Arizona Sen. Jeff Flake, one of the key questions in the confirmation vote of Supreme Court nominee Brett Kavanaugh and key swing vote on the Senate Judiciary Committee, released a statement Friday morning indicating his support Kavanaugh according to Slate.
In the statement, Flake said that while he found Christine Blasey Ford’s testimony “compelling,” he felt her testimony was met with a “persuasive response from Judge Kavanaugh.” He also said he doesn’t have the “confidence” of some of his Senate colleagues “about what either did or did not happen in the early 1980s.”
“What I do know,” the statement says, “is that our system of justice affords a presumption of innocence to the accused, absent corroborating evidence. That is what binds us to the rule of law. While some may argue that a different standard should apply regarding the Senate’s advice and consent responsibilities, I believe that the constitution’s provisions of fairness and due process apply here as well.”

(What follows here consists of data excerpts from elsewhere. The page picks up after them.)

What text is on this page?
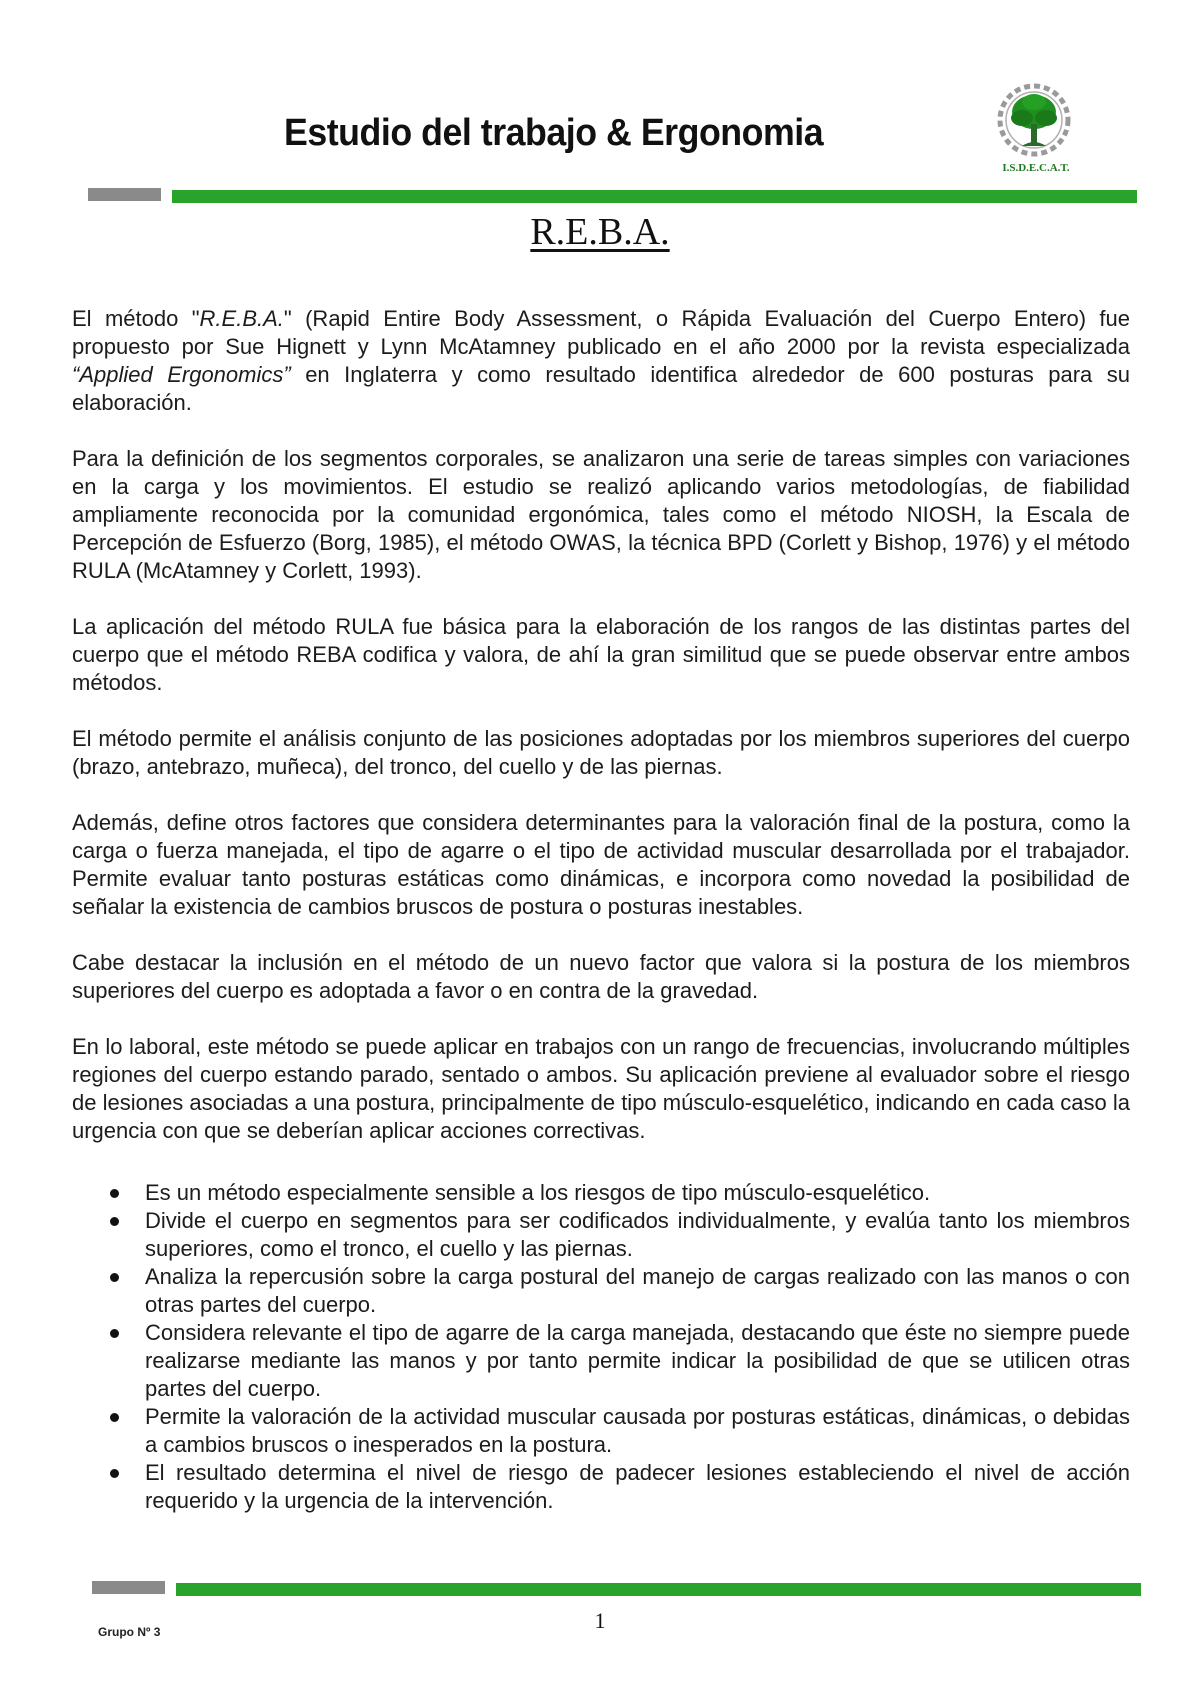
Estudio del trabajo & Ergonomia
I.S.D.E.C.A.T.
R.E.B.A.

El método "R.E.B.A." (Rapid Entire Body Assessment, o Rápida Evaluación del Cuerpo Entero) fue propuesto por Sue Hignett y Lynn McAtamney publicado en el año 2000 por la revista especializada “Applied Ergonomics” en Inglaterra y como resultado identifica alrededor de 600 posturas para su elaboración.

Para la definición de los segmentos corporales, se analizaron una serie de tareas simples con variaciones en la carga y los movimientos. El estudio se realizó aplicando varios metodologías, de fiabilidad ampliamente reconocida por la comunidad ergonómica, tales como el método NIOSH, la Escala de Percepción de Esfuerzo (Borg, 1985), el método OWAS, la técnica BPD (Corlett y Bishop, 1976) y el método RULA (McAtamney y Corlett, 1993).

La aplicación del método RULA fue básica para la elaboración de los rangos de las distintas partes del cuerpo que el método REBA codifica y valora, de ahí la gran similitud que se puede observar entre ambos métodos.

El método permite el análisis conjunto de las posiciones adoptadas por los miembros superiores del cuerpo (brazo, antebrazo, muñeca), del tronco, del cuello y de las piernas.

Además, define otros factores que considera determinantes para la valoración final de la postura, como la carga o fuerza manejada, el tipo de agarre o el tipo de actividad muscular desarrollada por el trabajador. Permite evaluar tanto posturas estáticas como dinámicas, e incorpora como novedad la posibilidad de señalar la existencia de cambios bruscos de postura o posturas inestables.

Cabe destacar la inclusión en el método de un nuevo factor que valora si la postura de los miembros superiores del cuerpo es adoptada a favor o en contra de la gravedad.

En lo laboral, este método se puede aplicar en trabajos con un rango de frecuencias, involucrando múltiples regiones del cuerpo estando parado, sentado o ambos. Su aplicación previene al evaluador sobre el riesgo de lesiones asociadas a una postura, principalmente de tipo músculo-esquelético, indicando en cada caso la urgencia con que se deberían aplicar acciones correctivas.

Es un método especialmente sensible a los riesgos de tipo músculo-esquelético.
Divide el cuerpo en segmentos para ser codificados individualmente, y evalúa tanto los miembros superiores, como el tronco, el cuello y las piernas.
Analiza la repercusión sobre la carga postural del manejo de cargas realizado con las manos o con otras partes del cuerpo.
Considera relevante el tipo de agarre de la carga manejada, destacando que éste no siempre puede realizarse mediante las manos y por tanto permite indicar la posibilidad de que se utilicen otras partes del cuerpo.
Permite la valoración de la actividad muscular causada por posturas estáticas, dinámicas, o debidas a cambios bruscos o inesperados en la postura.
El resultado determina el nivel de riesgo de padecer lesiones estableciendo el nivel de acción requerido y la urgencia de la intervención.
1
Grupo Nº 3
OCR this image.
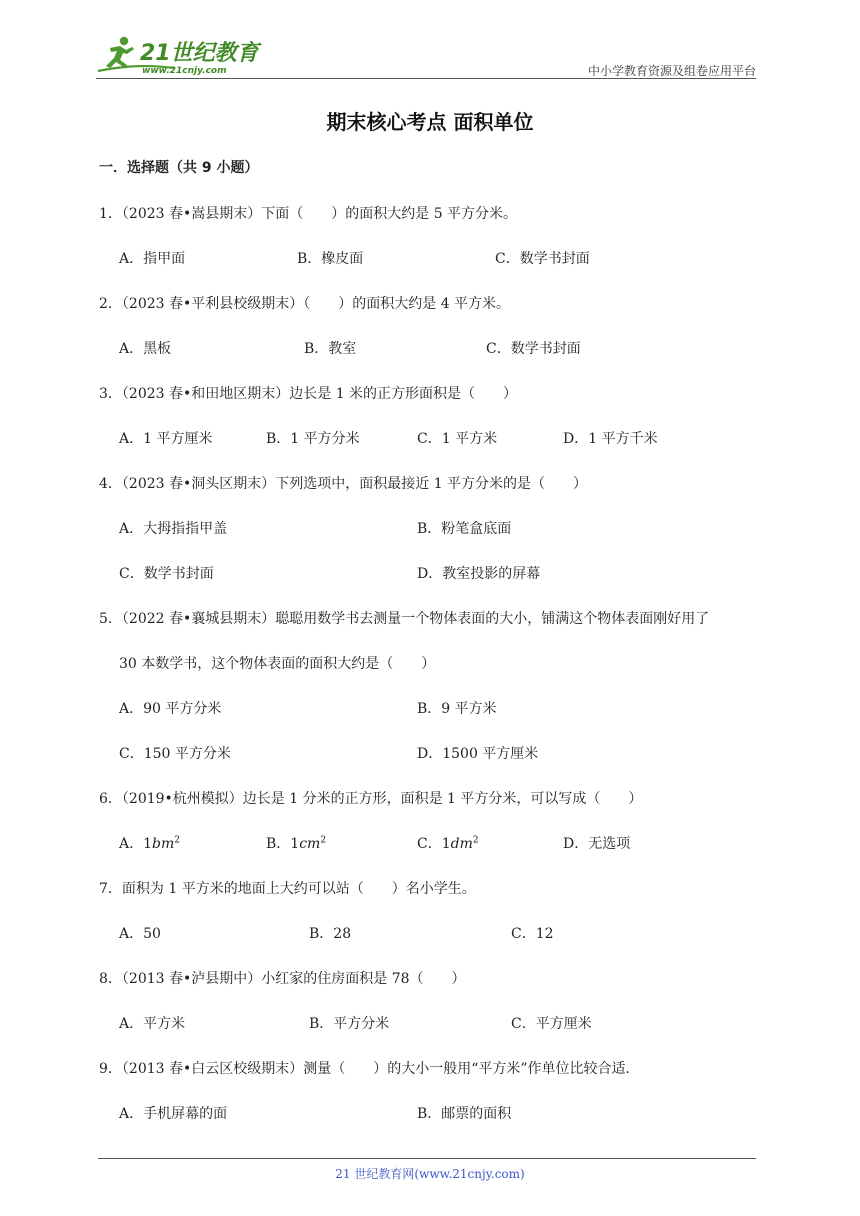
21世纪教育
www.21cnjy.com	中小学教育资源及组卷应用平台
期末核心考点 面积单位
一．选择题（共 9 小题）
1．（2023 春•嵩县期末）下面（　　）的面积大约是 5 平方分米。
A．指甲面	B．橡皮面	C．数学书封面
2．（2023 春•平利县校级期末）（　　）的面积大约是 4 平方米。
A．黑板	B．教室	C．数学书封面
3．（2023 春•和田地区期末）边长是 1 米的正方形面积是（　　）
A．1 平方厘米	B．1 平方分米	C．1 平方米	D．1 平方千米
4．（2023 春•洞头区期末）下列选项中，面积最接近 1 平方分米的是（　　）
A．大拇指指甲盖	B．粉笔盒底面
C．数学书封面	D．教室投影的屏幕
5．（2022 春•襄城县期末）聪聪用数学书去测量一个物体表面的大小，铺满这个物体表面刚好用了
30 本数学书，这个物体表面的面积大约是（　　）
A．90 平方分米	B．9 平方米
C．150 平方分米	D．1500 平方厘米
6．（2019•杭州模拟）边长是 1 分米的正方形，面积是 1 平方分米，可以写成（　　）
A．$1bm^2$	B．$1cm^2$	C．$1dm^2$	D．无选项
7．面积为 1 平方米的地面上大约可以站（　　）名小学生。
A．50	B．28	C．12
8．（2013 春•泸县期中）小红家的住房面积是 78（　　）
A．平方米	B．平方分米	C．平方厘米
9．（2013 春•白云区校级期末）测量（　　）的大小一般用“平方米”作单位比较合适．
A．手机屏幕的面	B．邮票的面积
21 世纪教育网(www.21cnjy.com)
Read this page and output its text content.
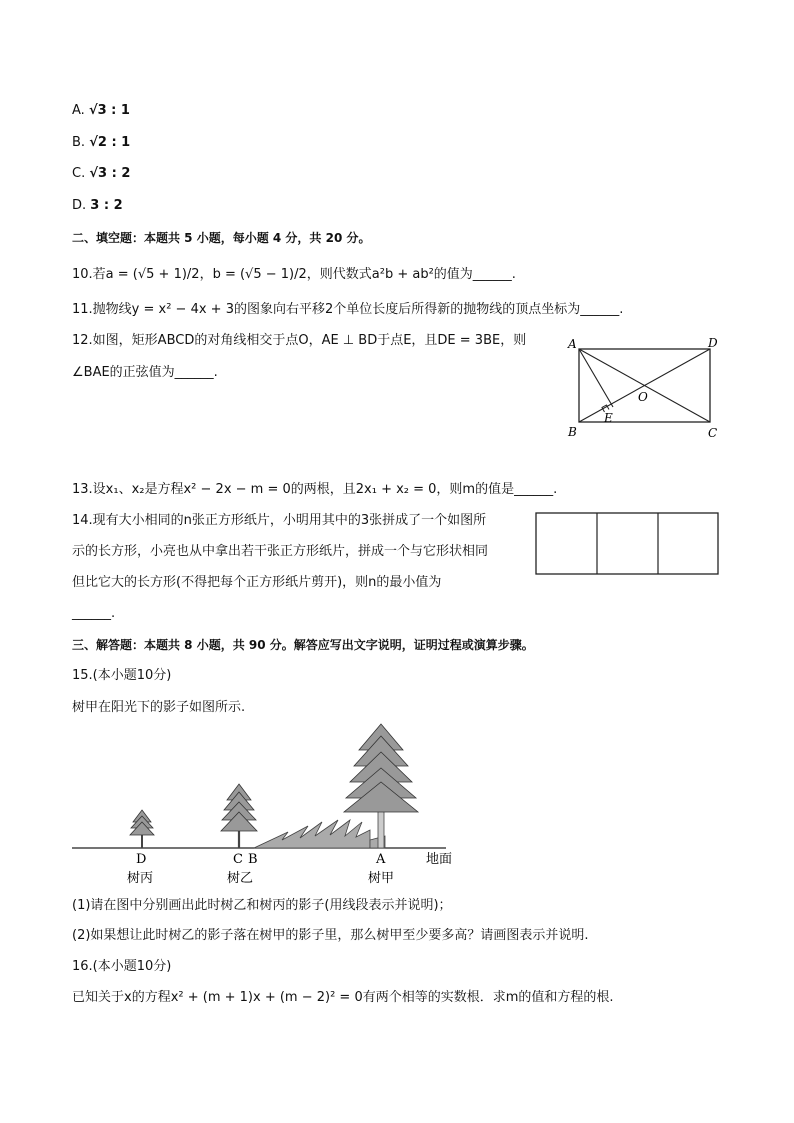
A. √3 : 1
B. √2 : 1
C. √3 : 2
D. 3 : 2
二、填空题：本题共 5 小题，每小题 4 分，共 20 分。
10.若a = (√5 + 1)/2，b = (√5 − 1)/2，则代数式a²b + ab²的值为______.
11.抛物线y = x² − 4x + 3的图象向右平移2个单位长度后所得新的抛物线的顶点坐标为______.
12.如图，矩形ABCD的对角线相交于点O，AE ⊥ BD于点E，且DE = 3BE，则
∠BAE的正弦值为______.
A	D
B	C
E
O
13.设x₁、x₂是方程x² − 2x − m = 0的两根，且2x₁ + x₂ = 0，则m的值是______.
14.现有大小相同的n张正方形纸片，小明用其中的3张拼成了一个如图所
示的长方形，小亮也从中拿出若干张正方形纸片，拼成一个与它形状相同
但比它大的长方形(不得把每个正方形纸片剪开)，则n的最小值为
______.
三、解答题：本题共 8 小题，共 90 分。解答应写出文字说明，证明过程或演算步骤。
15.(本小题10分)
树甲在阳光下的影子如图所示.
D	C B	A	地面
树丙	树乙	树甲
(1)请在图中分别画出此时树乙和树丙的影子(用线段表示并说明)；
(2)如果想让此时树乙的影子落在树甲的影子里，那么树甲至少要多高？请画图表示并说明.
16.(本小题10分)
已知关于x的方程x² + (m + 1)x + (m − 2)² = 0有两个相等的实数根．求m的值和方程的根.
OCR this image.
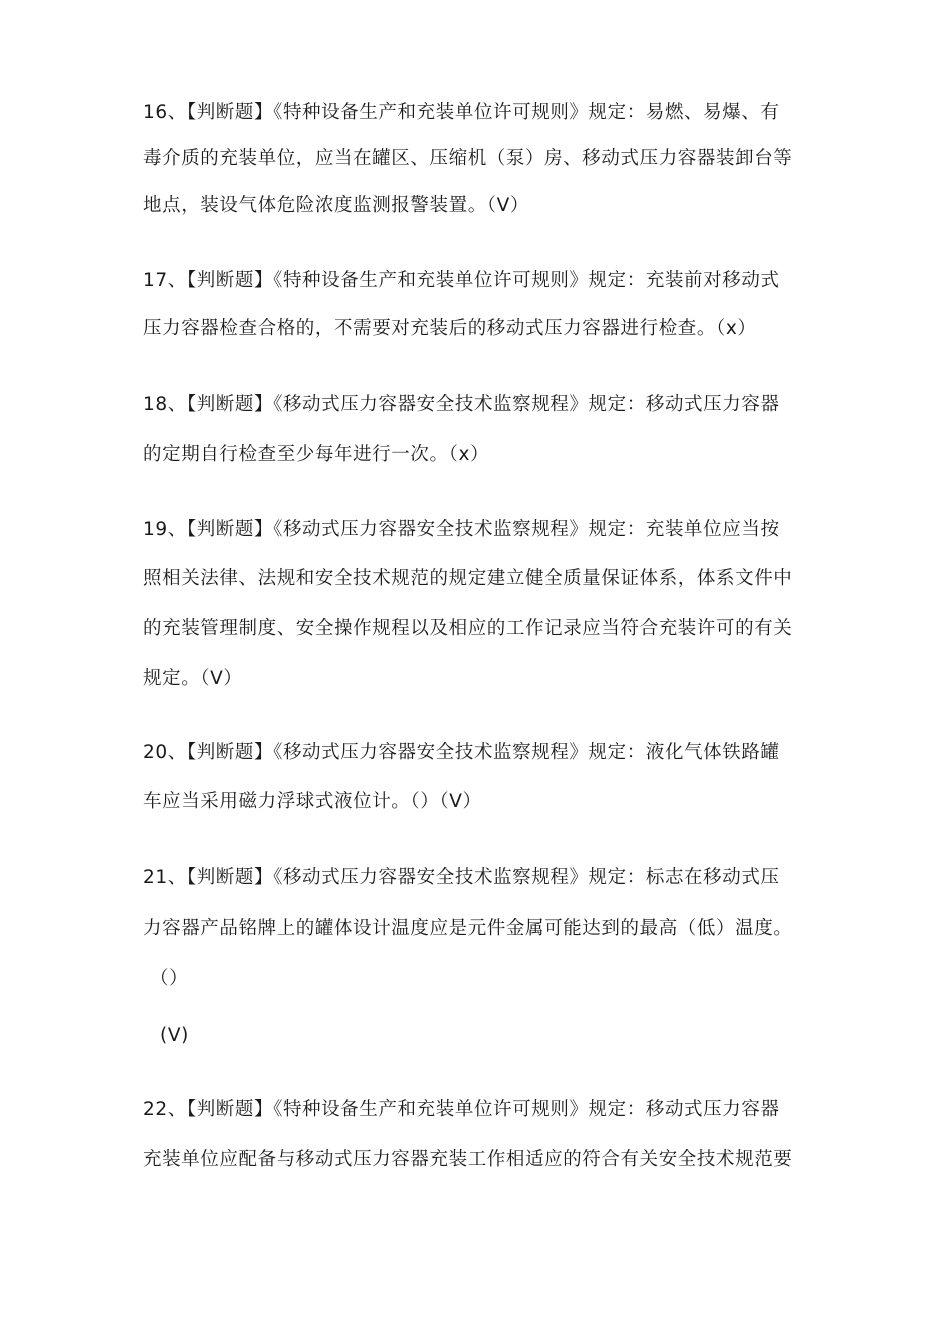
16、【判断题】《特种设备生产和充装单位许可规则》规定：易燃、易爆、有
毒介质的充装单位，应当在罐区、压缩机（泵）房、移动式压力容器装卸台等
地点，装设气体危险浓度监测报警装置。（V）
17、【判断题】《特种设备生产和充装单位许可规则》规定：充装前对移动式
压力容器检查合格的，不需要对充装后的移动式压力容器进行检查。（x）
18、【判断题】《移动式压力容器安全技术监察规程》规定：移动式压力容器
的定期自行检查至少每年进行一次。（x）
19、【判断题】《移动式压力容器安全技术监察规程》规定：充装单位应当按
照相关法律、法规和安全技术规范的规定建立健全质量保证体系，体系文件中
的充装管理制度、安全操作规程以及相应的工作记录应当符合充装许可的有关
规定。（V）
20、【判断题】《移动式压力容器安全技术监察规程》规定：液化气体铁路罐
车应当采用磁力浮球式液位计。（）（V）
21、【判断题】《移动式压力容器安全技术监察规程》规定：标志在移动式压
力容器产品铭牌上的罐体设计温度应是元件金属可能达到的最高（低）温度。
（）
(V)
22、【判断题】《特种设备生产和充装单位许可规则》规定：移动式压力容器
充装单位应配备与移动式压力容器充装工作相适应的符合有关安全技术规范要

“I will vote to confirm Judge Kavanaugh,” Flake’s statement said.
With Flake locked in as a yes vote, the Judiciary Committee will likely clear the way for a full Senate vote for Kavanaugh to be approved as the newest Supreme Court justice over the weekend.
The only two remaining stumbling blocks for Kavanaugh’s approval are Sens. Susan Collins and Lisa Murkowski. Both would need to vote no with the Democrats for Kavanaugh’s approval to be blocked. Neither has indicated which way they would vote as of yet.
Women confront Sen. Jeff Flake after he says he'll vote yes to Kavanuagh: “That’s what you’re telling all women in America, that they don’t matter. They should just keep it to themselves because if they have told the truth you’re just going to help that man to power anyway.” pic.twitter.com/T7fSpyT69E— CNN (@CNN) September 28, 2018
After news of his support for Kavanaugh broke, Flake was confronted by survivors of sexual assault after his made his announcement of support for Kavanaugh in a gut-wrenching video.
“Don’t look away from me!” one woman yelled. Another pleaded with Flake to justify voting in favor of someone accused of sexual assault, as Kavanaugh has been.
Flake declined to answer any of those women.
Flake’s decision is huge Senate Republican leaders who have been working tirelessly to push ahead with Kavanaugh’s nomination despite the allegations against him. This clears the way for the Senate Judiciary Committee to meet and vote on Kavanagh’s nomination at 1:30 p.m.
Flake is not seeking re-election and has already announced his plans to retire from the Senate at the end of his term in January.
Flake was vague with what he told reporters yesterday after spending hours listening to testimony from both Kavanaugh and Dr. Ford.
“This isn’t easy for anybody,” he told reporters on Thursday evening. “There’s more doubt than certainty moving ahead.”